Rebelling in the South
Judging from the rising stack of lawsuits,
Pre-Paid customers increasingly believe the product
provides a less attractive deal for themselves.
In Mississippi and Alabama alone -- two states
known for runaway jury awards -- Pre-Paid faces 31
material lawsuits filed by more than 500 disgruntled
customers who accuse the company of promising far more
service than it delivers. Pre-Paid's list of
exclusions -- including common legal needs like
divorce and bankruptcy representation -- far exceeds
its actual coverage, despite sales pitches that claim
"everything is covered."
The company has faced legal defeats already. Some
of the current lawsuits resemble complaints, seeking
$745 million in total damages, that Pre-Paid disclosed
only after settling the cases last year for $1.5
million.
Pre-Paid also disclosed in its latest quarterly
report that it's being questioned by the Mississippi
attorney general, ending consistent denials of
regulatory problems despite a settlement last year
with the attorney general's office in Wyoming.
And Justice for All
Oklahoma City attorney John Dexter, who's waging a
legal battle on behalf of Pre-Paid associates, said he
may be 180 days away from concluding the case he filed
against the company more than a year ago.

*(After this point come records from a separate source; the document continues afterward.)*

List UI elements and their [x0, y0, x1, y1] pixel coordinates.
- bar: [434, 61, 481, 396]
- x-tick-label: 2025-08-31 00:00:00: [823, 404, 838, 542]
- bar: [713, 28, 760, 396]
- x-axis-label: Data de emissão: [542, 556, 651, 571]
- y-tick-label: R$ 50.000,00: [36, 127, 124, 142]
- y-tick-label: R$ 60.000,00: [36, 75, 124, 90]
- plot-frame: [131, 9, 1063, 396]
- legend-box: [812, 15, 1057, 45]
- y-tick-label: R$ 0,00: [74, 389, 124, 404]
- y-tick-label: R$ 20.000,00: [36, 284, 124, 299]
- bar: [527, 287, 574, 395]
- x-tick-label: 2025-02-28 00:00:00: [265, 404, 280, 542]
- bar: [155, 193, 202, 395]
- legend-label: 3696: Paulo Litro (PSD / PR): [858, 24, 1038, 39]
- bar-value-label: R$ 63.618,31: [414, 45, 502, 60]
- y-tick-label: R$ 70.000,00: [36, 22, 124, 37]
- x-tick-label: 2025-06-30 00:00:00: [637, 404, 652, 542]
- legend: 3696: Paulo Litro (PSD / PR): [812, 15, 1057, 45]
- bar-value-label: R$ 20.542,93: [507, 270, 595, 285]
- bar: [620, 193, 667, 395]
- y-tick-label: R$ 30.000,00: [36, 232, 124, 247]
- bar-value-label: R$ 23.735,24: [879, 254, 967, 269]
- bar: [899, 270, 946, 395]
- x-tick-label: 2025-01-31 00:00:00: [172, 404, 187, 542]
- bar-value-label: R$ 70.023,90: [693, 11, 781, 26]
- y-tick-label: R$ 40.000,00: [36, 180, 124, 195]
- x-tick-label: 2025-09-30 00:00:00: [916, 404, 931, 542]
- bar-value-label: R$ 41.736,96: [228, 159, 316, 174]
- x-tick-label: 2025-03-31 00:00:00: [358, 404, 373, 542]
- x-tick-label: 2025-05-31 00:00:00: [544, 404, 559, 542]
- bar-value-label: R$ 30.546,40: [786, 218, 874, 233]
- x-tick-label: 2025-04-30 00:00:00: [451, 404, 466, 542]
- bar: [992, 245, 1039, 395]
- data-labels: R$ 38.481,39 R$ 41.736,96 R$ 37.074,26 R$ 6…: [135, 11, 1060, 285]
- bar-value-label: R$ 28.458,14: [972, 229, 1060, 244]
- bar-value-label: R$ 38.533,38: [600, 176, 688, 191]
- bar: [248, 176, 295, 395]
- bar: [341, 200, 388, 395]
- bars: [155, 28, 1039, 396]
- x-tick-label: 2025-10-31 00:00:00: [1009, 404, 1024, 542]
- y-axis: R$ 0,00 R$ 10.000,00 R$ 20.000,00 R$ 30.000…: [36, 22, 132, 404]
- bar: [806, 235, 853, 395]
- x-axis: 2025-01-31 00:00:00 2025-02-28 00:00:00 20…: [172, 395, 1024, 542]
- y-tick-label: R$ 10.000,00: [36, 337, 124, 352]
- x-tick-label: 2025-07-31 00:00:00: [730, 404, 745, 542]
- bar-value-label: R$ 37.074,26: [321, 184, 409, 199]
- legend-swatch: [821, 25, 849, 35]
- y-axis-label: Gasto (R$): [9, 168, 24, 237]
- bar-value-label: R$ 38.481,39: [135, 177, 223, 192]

Dexter's is the less publicized of two
class-action lawsuits filed by Pre-Paid associates.
The other, filed by a nationally recognized
class-action law firm, accuses Pre-Paid of being an
illegal pyramid scheme. In contrast, Dexter's lawsuit
charges Pre-Paid with executing illegal loans that
require sales associates to repay advanced
commissions, with interest, when their customers
cancel early. He describes his complaint, based
entirely on contract law, as the simpler one to argue
and win. Pre-Paid has said it would vigorously contest
all pending legal actions.
"It's like taking Al Capone down for tax evasion as opposed to organized crime," Dexter said. "It's much simpler, but the end result is the same."
Short-sellers continue to bet heavily on the
company's downfall. Although they've picked up some
profits along the way, nearly 60% of the stock still
remains shorted.
"We'll cover our position somewhere in the
neighborhood of zero," one short said.